Firmware updates being what they are, I reminded myself I had an entire weekend to roll back or find a fix. I referred to the release notes, which suggested that if those very two buttons were grayed out after an upgrade, a simple reboot would restore order to the AirCheck's world. Unfortunately, a couple of attempts later I found myself still scratching my head and wondering what my best, next options were. I re-downloaded the firmware file, reconnected the AirCheck, and tried again. Rinse and repeat; no luck. The Manager software showed the new firmware version applied, but my device seemed, for lack of a better term, hung or frozen. It was then I remembered that I'd violated one of my own principles of systems management: Whenever updating critical components, do one thing a time if at all possible. Nothing warned me against applying the new Vendor MAC Prefix file before disconnecting my unit after the firmware update, but "older players" should know better. 

“...the same principles apply as when I was doing Saturday morning patches and DSRepairs on Novell file servers at Conoco 15 years ago.”

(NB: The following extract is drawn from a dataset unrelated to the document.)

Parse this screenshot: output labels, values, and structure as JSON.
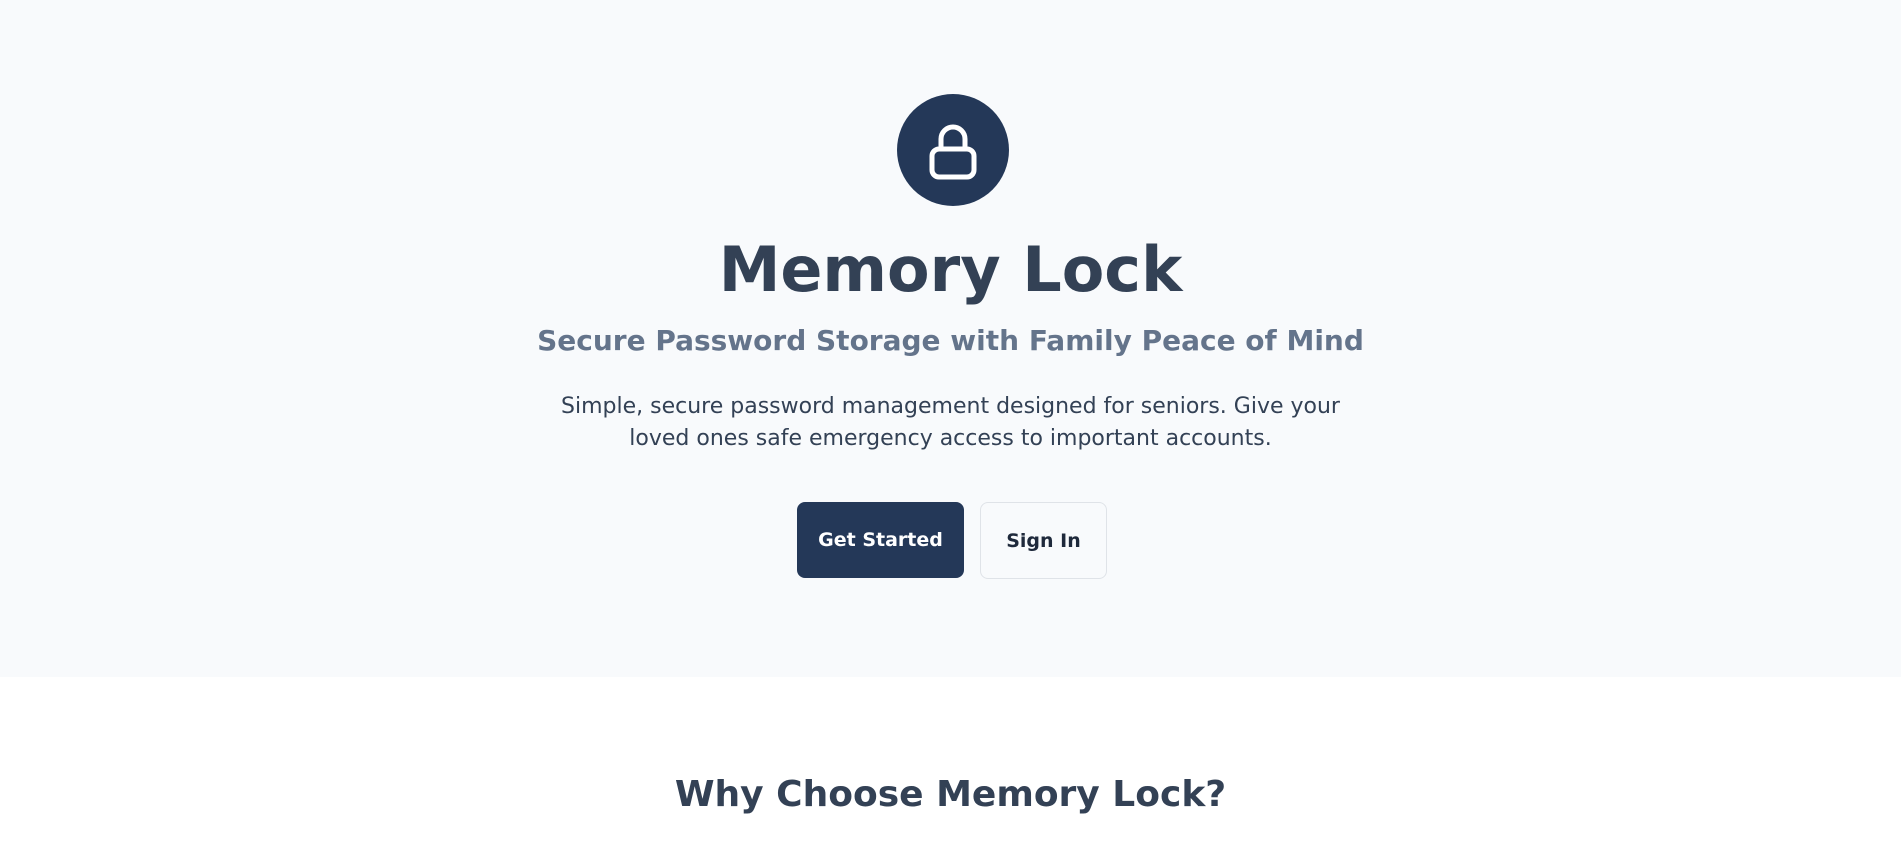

Digging though my downloads, I also noticed that my Prefix file had been automatically renamed by my file system due to a duplicate file name. In the abundance of caution that inevitably prevails in the wake of a sideways upgrade, I saved the previous copies to another directory, re-downloaded the file (just in case), re-connected the AirCheck, and applied the update. A few seconds later everything was back to normal, and I could check out the cool new features in version 1.1.

The 802dotKey

The real point of this post isn't about the firmware and Vendor MAC Prefix file updates of NETSCOUT's AirCheck G2. I can't even say for certain whether I uncovered the true root cause--it may have just been a fluke (no pun intended). I only included all that detail in case it does help others if they find themselves in a similar situation. My true motivation was a quick reminder to myself and others to practice good system management and maintenance habits at all times. This may have been just an update for a personally owned wireless analysis tool, but the same principles apply as when I was doing Saturday morning patches and DSRepairs on Novell file servers at Conoco 15 years ago. Be deliberate. Be precise. Give yourself recovery options. And don't make things more complicated than they need to be. Not only does this reduce the likelihood of encountering problems along the way, it significantly simplifies the troubleshooting process when something unexpected does take place. All these years later I still occasionally need that reminder, but I'm thankful this time it was gentle and confined to the scope of my own anxiety. One of these days maybe I'll carry the more permanent wisdom of an older player.